In last week’s case (Dillon v. Montgomery) the Plaintiff was involved in two motor vehicle collisions.  He sued for damages with both claims set for trial at the same time.   In the course of the lawsuit he agreed to attend a defence medical exam with an orthopaedic surgeon.  The examination included a neurological assessment.
The Defendant then applied for a second exam, this time with a neurologist, arguing this was necessary “to ensure reasonable equality between the parties in the preparation of a case for trial“.  Master Bouck disagreed finding a further exam was not necessary in the circumstances and amounted to an effort to “bolster” the previous opinion.  In dismissing the application the Court provided the following reasons:

[17] Dr. McGraw reviews the findings contained in the neurological consult report in his own report. In additon, Dr. McGraw conducted a neurological examination.

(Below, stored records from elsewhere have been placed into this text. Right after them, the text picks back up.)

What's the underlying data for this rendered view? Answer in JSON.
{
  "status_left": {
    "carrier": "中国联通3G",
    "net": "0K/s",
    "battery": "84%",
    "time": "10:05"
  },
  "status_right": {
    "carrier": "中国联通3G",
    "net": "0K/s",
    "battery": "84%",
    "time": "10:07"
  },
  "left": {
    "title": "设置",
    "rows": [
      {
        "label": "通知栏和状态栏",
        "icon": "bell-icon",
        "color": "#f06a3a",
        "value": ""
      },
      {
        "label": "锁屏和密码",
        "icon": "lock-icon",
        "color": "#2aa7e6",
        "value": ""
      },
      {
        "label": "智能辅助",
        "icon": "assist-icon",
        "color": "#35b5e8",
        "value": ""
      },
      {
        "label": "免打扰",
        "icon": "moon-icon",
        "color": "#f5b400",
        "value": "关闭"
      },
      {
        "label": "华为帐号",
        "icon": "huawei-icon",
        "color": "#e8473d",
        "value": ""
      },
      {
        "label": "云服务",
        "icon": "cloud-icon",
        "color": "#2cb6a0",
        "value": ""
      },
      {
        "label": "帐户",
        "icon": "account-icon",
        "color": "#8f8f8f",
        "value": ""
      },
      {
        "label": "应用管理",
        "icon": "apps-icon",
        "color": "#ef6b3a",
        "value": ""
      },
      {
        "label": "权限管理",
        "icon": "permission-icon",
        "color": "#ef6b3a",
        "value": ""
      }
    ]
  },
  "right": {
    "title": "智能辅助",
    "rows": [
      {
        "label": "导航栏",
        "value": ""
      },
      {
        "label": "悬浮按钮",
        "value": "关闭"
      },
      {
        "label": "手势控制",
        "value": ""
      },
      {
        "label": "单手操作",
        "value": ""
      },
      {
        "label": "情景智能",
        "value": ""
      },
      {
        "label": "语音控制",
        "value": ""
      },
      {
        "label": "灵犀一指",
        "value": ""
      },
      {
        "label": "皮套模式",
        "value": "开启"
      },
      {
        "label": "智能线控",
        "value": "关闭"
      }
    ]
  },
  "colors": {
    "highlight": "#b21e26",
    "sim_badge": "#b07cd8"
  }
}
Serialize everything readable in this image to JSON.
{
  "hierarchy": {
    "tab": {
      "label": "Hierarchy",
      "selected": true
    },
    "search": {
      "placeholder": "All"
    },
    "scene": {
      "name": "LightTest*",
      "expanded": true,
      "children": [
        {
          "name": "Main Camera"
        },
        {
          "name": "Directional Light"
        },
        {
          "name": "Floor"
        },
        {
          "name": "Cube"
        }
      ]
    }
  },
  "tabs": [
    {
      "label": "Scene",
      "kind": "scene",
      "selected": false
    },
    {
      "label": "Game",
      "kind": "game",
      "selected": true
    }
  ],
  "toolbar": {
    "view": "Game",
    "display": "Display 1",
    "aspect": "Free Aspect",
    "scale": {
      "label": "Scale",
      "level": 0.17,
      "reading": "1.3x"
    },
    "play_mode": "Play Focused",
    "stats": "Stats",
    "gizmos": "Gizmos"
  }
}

[18] This expert’s opinion is that the plaintiff’s “back pain is of muscular origin and not related to intervertebral disc disease, arthritis of the apophyseal joints, or nerve root irritation”…

[28] In the case at bar, I determined that an examination by Dr. Moll is not necessary to put the parties on equal footing.

[29] First, there was nothing new in the medical evidence since the examination by Dr. McGraw that might justify an examination by a neurologist. The only alleged new information is the plaintiff’s ongoing complaints of tingling in his arms and legs. These complaints are of long standing and even pre-date the accidents.

[30] Second, a neurological opinion has been obtained [by the plaintiff] which negates any correlation between the plaintiff’s symptoms and the motor vehicle accidents. Indeed, Dr. Shtybel’s resident made no findings of neurological impairment whatsoever. In other words, the only purpose of an independent medical examination by a neurologist would be to prove a negative, or, perhaps bolster Dr. McGraw’s opinion. This circumstance is different than the one considered in Kim v. Lin where there had yet to be any medical opinions proferred to explain ongoing (and even worsening) accident related complaints.

[31] Finally, the fact that the plaintiff has ongoing complaints that may be considered neurological symptoms does not warrant this second examination. The defence is “not entitled to pursue every potential medical possibility” to address the plaintiff’s subjective complaints: Lowry v. Spencer, (10 December, 1990) Vancouver Registry No. B883909 as cited in Trahan v. West Coast Amusements Ltd., 2000 BCSC 691 at para. 49.